Religiös zu sein, fromm zu sein hilft? Ist Glaube ein Resilienz-Faktor?
Pauli: Es gibt Befunde, dass Optimismus und eine sinnvolle Erklärung für Dinge bei der Bewältigung helfen. Frömmigkeit könnte also ein Faktor sein. Man bewertet eine Situation, einen physikalischen Schmerzreiz vielleicht anders.
Rittner: Von der biologischen Seite aus beschäftigen wir uns mit kleinen Lipiden, die ganz besonders in der Schmerz-Endphase im Körper gebildet werden. Nicht während des akuten Schmerzes, sondern beim Abklingen. Man kennt diese Stoffe erst seit rund zehn Jahren und weiß, dass sie schmerzlindernd wirksam sind. Wir wollen herausfinden: Wie wirken sie, was macht wieder gesund? Welche natürlichen Systeme gibt es, die dafür sorgen, dass man drei Wochen nach dem Hexenschuss wieder arbeiten kann? Wie läuft der Heilungsprozess?
Kann Glaube solche biologischen Prozesse der Selbstheilung aktivieren?
Rittner: Zumindest spielen grundsätzlich Optimismus und soziale Kontakte eine wichtige Rolle. Und Religion kann eine positive Bedeutung dabei haben.
Pauli: Denken Sie an die Placebo-Forschung. Bei Scheinmedikamenten, die eben auch eine deutliche Wirkung haben, weiß man, dass die Erwartung ein wichtiger Faktor ist. Erwarte ich, dass das Mittel den Schmerz lindert? Welche Erwartung weckt derjenige, der das Mittel gibt und verabreicht? Man weiß sehr gut, dass das Placebo biologische Prozesse auslöst. Der psychische Prozess hat also schmerzreduzierende biologische Wirkungen. Ich fühle mich besser, und positive Emotionen reduzieren Schmerz.
Man muss also dran glauben?
Pauli: Zumindest ist die Erwartung im Schmerzbereich ein ganz mächtiger Faktor.
Rittner: Für Theologen geht es ja nicht nur um den Schmerz an sich, sondern sie verbinden mit dem Begriff Schmerz das Leiden. In der Medizin messen wir Schmerz auf eine Skala von null bis zehn, von „kein Schmerz“ bis „größter Schmerz, den man sich vorstellen kann“. Gerade bei chronischen Schmerzen ist diese Skala aber ungeeignet. Wir haben in der Tagesklinik Schmerzpatienten, die geben Schmerz 8 an. Jeden Tag. Was diese Patienten signalisieren möchten, ist einfach, dass sie furchtbar an den Schmerzen leiden.
Und die Theologie gibt dem Leid einen Sinn?
Rittner: Ganz sicher will die evangelische Religion nicht, dass der Mensch leidet.
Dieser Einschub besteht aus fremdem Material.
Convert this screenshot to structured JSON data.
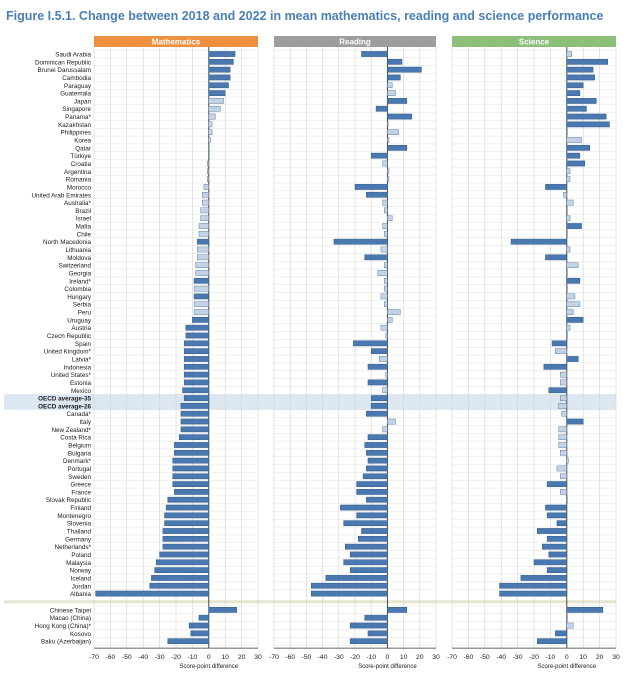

Pauli: Glaube macht den Schmerz sicher nicht sinnhafter. Aber vielleicht leichter zu verarbeiten. Oder zu akzeptieren, was auch schmerzlindernd wirken kann. Wir untersuchen das in einem Projekt: Ist achtsam sein und akzeptieren genauso wirksam wie Ablenkung? Auch gibt es viele Studien, die zeigen, wie unterschiedlich Schmerz empfunden wird – abhängig davon, ob ich alleine bin oder ob jemand neben mir sitzt. Der soziale Kontext verändert, wie Schmerzen wahrgenommen werden. Gemeinschaft und soziale Unterstützung sind hilfreich. Ein Schmerzreiz ist anders, wenn jemand meine Hand hält. Und wir untersuchen aktuell, ob soziale Faktoren auch noch wirken, wenn Schmerz unter Stress auftritt.